信仰の寓意(ca. 1670-72) - 作者: ヨハネス・フェルメールThe Metropolitan Museum of Art

ヨハネス フェルメールが描いた数少ない宗教画の 1 つである本作品では、描かれた女性がカトリック信仰を象徴しています。

リアルなオランダの地球儀を足で踏みつける姿は、17 世紀に全世界へ浸透していたカトリック宗教の支配を表しています。

女性は天井からリボンで吊るされたガラスの球体を見上げています。こういった装飾品は、実際に当時のオランダの家庭でよく使用されていたものです。当時の人々が魅力を感じたのはガラスの反射でしたが、この絵では天国を表すものとして描かれています。

手前ではヘビ、つまり悪魔が、キリストを象徴する岩に押し潰されています。キリストは「教会の礎石」であると考えられていました。

ここではキリストが人類の罪を償うために命を捧げ...

...その原罪が、床に転がるリンゴによって象徴されています。

そして女性のそばには、ミサでの祈りが記された典礼書が置かれています。

プロテスタントを正式な国家宗教として定めていた当時のオランダにおいて、カトリック信仰を示すこうしたものが一般人の家に見られたというのは実に興味深いことです。
実際に当時のオランダの家庭でもそのとおりだったようです。

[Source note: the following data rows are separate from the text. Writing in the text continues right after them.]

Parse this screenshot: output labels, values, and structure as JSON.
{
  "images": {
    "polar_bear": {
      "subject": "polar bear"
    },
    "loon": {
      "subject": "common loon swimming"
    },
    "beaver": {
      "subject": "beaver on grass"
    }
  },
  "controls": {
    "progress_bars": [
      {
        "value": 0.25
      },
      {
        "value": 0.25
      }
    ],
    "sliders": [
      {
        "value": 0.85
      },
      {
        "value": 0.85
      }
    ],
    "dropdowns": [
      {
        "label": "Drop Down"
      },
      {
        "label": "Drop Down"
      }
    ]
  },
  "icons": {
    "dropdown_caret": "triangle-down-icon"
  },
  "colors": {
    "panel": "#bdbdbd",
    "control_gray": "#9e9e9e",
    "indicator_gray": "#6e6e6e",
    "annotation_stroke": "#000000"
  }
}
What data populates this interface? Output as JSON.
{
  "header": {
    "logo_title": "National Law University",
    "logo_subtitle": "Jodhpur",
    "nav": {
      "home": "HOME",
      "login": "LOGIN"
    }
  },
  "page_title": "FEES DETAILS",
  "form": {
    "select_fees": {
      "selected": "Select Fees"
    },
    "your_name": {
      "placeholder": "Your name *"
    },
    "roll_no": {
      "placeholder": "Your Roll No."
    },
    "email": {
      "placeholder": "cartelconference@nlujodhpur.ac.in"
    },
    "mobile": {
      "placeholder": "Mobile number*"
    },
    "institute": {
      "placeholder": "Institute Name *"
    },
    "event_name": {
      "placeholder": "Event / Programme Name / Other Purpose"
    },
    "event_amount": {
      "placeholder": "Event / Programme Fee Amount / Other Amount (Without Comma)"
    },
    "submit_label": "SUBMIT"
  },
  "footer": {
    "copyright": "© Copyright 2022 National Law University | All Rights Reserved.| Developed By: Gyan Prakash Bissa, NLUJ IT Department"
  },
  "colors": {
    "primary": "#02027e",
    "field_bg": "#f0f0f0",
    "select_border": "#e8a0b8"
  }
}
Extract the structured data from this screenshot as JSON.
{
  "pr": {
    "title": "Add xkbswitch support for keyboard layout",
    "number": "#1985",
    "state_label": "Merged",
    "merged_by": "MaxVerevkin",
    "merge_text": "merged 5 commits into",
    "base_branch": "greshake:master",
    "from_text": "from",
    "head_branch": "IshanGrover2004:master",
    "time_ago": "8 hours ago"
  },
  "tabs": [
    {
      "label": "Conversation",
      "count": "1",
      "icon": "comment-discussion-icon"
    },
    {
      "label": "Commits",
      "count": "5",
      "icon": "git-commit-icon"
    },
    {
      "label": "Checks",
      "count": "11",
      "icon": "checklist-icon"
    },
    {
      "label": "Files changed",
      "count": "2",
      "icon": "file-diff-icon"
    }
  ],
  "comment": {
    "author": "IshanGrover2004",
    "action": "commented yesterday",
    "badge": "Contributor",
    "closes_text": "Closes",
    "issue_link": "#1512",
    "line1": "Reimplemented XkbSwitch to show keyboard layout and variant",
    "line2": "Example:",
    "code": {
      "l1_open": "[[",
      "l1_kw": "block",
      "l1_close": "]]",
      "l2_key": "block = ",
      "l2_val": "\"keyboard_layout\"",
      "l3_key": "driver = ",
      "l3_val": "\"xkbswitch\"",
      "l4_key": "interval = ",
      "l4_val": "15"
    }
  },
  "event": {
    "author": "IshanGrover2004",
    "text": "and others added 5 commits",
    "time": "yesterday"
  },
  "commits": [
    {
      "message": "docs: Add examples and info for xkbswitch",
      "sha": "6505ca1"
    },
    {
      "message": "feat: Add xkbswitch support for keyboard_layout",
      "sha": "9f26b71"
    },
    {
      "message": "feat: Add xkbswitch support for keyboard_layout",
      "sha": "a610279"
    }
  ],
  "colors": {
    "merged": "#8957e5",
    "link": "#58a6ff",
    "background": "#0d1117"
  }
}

当時の行政はカトリック教徒に信仰を表には出さず私的な空間で行うことを求めていたため、家庭内で祈りをささげるのが通例でした。

また、この絵には中世風のタペストリーが描かれています。脇に引かれたカーテンは、見る者のいる空間の奥にさらに特別な空間があってそれを覗き見ているという印象や、現実的ではないものあるいは人知を超えたものを見ているといった印象を抱かせます。